ACN y el Instituto Faith & Reason lanzan el podcast «Faith Under Siege» (Fe bajo asedio)
El Arzobispo Mayor de la Iglesia greco-católica ucraniana es el primer invitado de una serie de programas sobre los cristianos que sufren por su fe.
Los cristianos de Ucrania están practicando un «ecumenismo existencial» en medio del asedio continuo de su enemigo histórico, según ha declarado Su Beatitud Sviatoslav Shevchukel, Arzobispo Mayor de la Iglesia greco-católica ucraniana.
Los cristianos estamos «unidos en nuestra respuesta para salvar vidas humanas, cooperando y ayudándonos unos a otros», afirma Su Beatitud Sviatoslav Shevchuk en una entrevista con el Dr. Robert Royal, presidente del Faith & Reason Institute y asesor especial de ACN-USA. «Nunca preguntaríamos quién eres: ¿eres ortodoxo? ¿Eres protestante? ¿Eres católico? — para proporcionar una ayuda humanitaria adecuada a esas personas. Y gracias a esta cooperación vital entre las Iglesias, estamos unidos en nuestra voz común en nombre de las víctimas de la guerra».
Su Beatitud Sviatoslav hizo estos comentarios durante el primer episodio de una nueva serie de podcasts presentada por el Dr. Royal, asesor especial de la junta directiva de Ayuda a la Iglesia que Sufre-EE. UU. sobre el tema de la persecución de los cristianos. La serie presentará las historias y las desgarradoras situaciones de los cristianos que sufren por su fe en todo el mundo.

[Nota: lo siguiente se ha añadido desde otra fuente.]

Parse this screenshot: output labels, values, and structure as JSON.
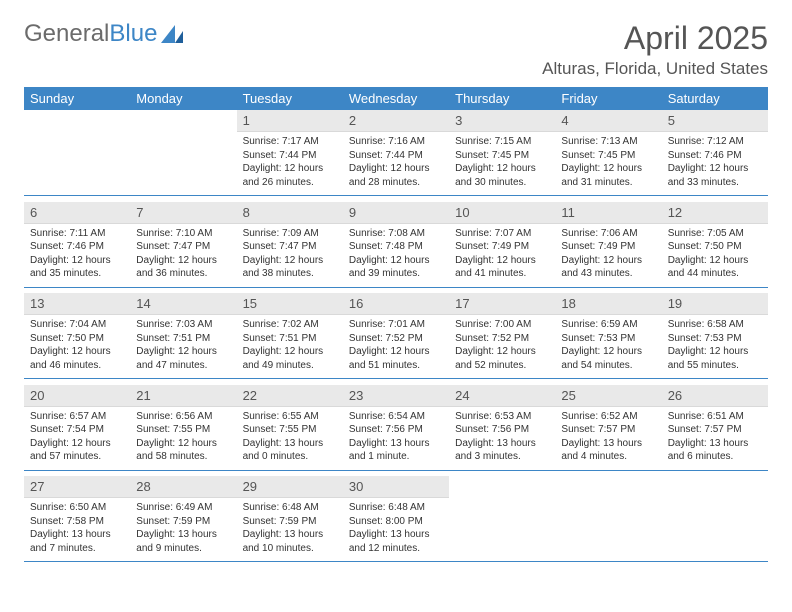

El Dr. Royal es fundador del Faith & Reason Institute en Washington, D.C., y editor del sitio web The Catholic Thing. Es ampliamente respetado como experto en la persecución de los cristianos. El año pasado publicó The Martyrs of the New Millennium (Los mártires del nuevo milenio), por encargo de Ayuda a la Iglesia que Sufre. El libro ofrecía una nueva perspectiva sobre el martirio en la Iglesia, publicado 25 años después de su estudio The Catholic Martyrs of the Twentieth Century (Los mártires católicos del siglo XX).
La nueva serie de podcasts de Royal, «Faith Under Siege» (Fe bajo asedio), forma parte de una colaboración de un año de duración con ACN-USA para dar a conocer la difícil situación de los cristianos perseguidos en todo el mundo.
La entrevista con Su Beatitud Sviatoslav se produce justo un mes antes del cuarto aniversario de la invasión a gran escala de Ucrania por parte de Rusia, y doce años después de que Moscú iniciara su ocupación de Crimea y fomentara un movimiento separatista en la región de Donbás, en el este de Ucrania. Sviatoslav aborda algunas de las necesidades más acuciantes de las personas a las que sirve su Iglesia, especialmente el proyecto a largo plazo de abordar el creciente problema del trauma de guerra.
Congelándose en Kiev
Sviatoslav habla desde la Catedral Patriarcal de la Resurrección de Cristo en Kiev y aparece ante la cámara con un chaleco negro sobre la sotana, aparentemente debido al frío extremo que sufre Ucrania en estos momentos. Le cuenta al Dr. Royal que mucha gente está pasando frío porque el ejército ruso sigue atacando las infraestructuras de Ucrania, destruyendo las centrales eléctricas y dejando a gran parte de la población sin luz ni calefacción.
«Todas las Iglesias están tratando de cooperar para proporcionar electricidad, calefacción, alimentos y refugio a la población, todo lo necesario para salvar vidas humanas en medio de un invierno severo», afirma.
Expresa su gratitud por la solidaridad de los cristianos occidentales, especialmente de Ayuda a la Iglesia que Sufre, la fundación pontificia fundada en 1947, que lleva décadas apoyando a la Iglesia en Ucrania.
«Cuando comenzó esta guerra en 2014, Ayuda a la Iglesia que Sufre nos ayudó inmediatamente a proporcionar ayuda humanitaria a las personas que se encontraban en situación de emergencia humanitaria, especialmente en el este, el sur y el centro de Ucrania. Así que muchas gracias por esta cooperación, por salvar literalmente vidas humanas», dice el prelado.
También vincula el apoyo que ACN brinda desde hace mucho tiempo a la formación de seminaristas con la capacidad de los sacerdotes para ayudar a las personas que sufren los efectos de la guerra en la actualidad.
«Gracias a que contábamos con estas personas bien formadas, pudimos afrontar los retos del trauma de la guerra que estamos viviendo ahora mismo».
«Ucrania está herida, pero Ucrania es resistente», concluye. «Pero tenemos que cuidar de esas personas. Por lo tanto, este programa a largo plazo para la salud mental, para la asistencia espiritual a quienes han sufrido daños psicológicos y físicos, será nuestro programa pastoral para las próximas décadas».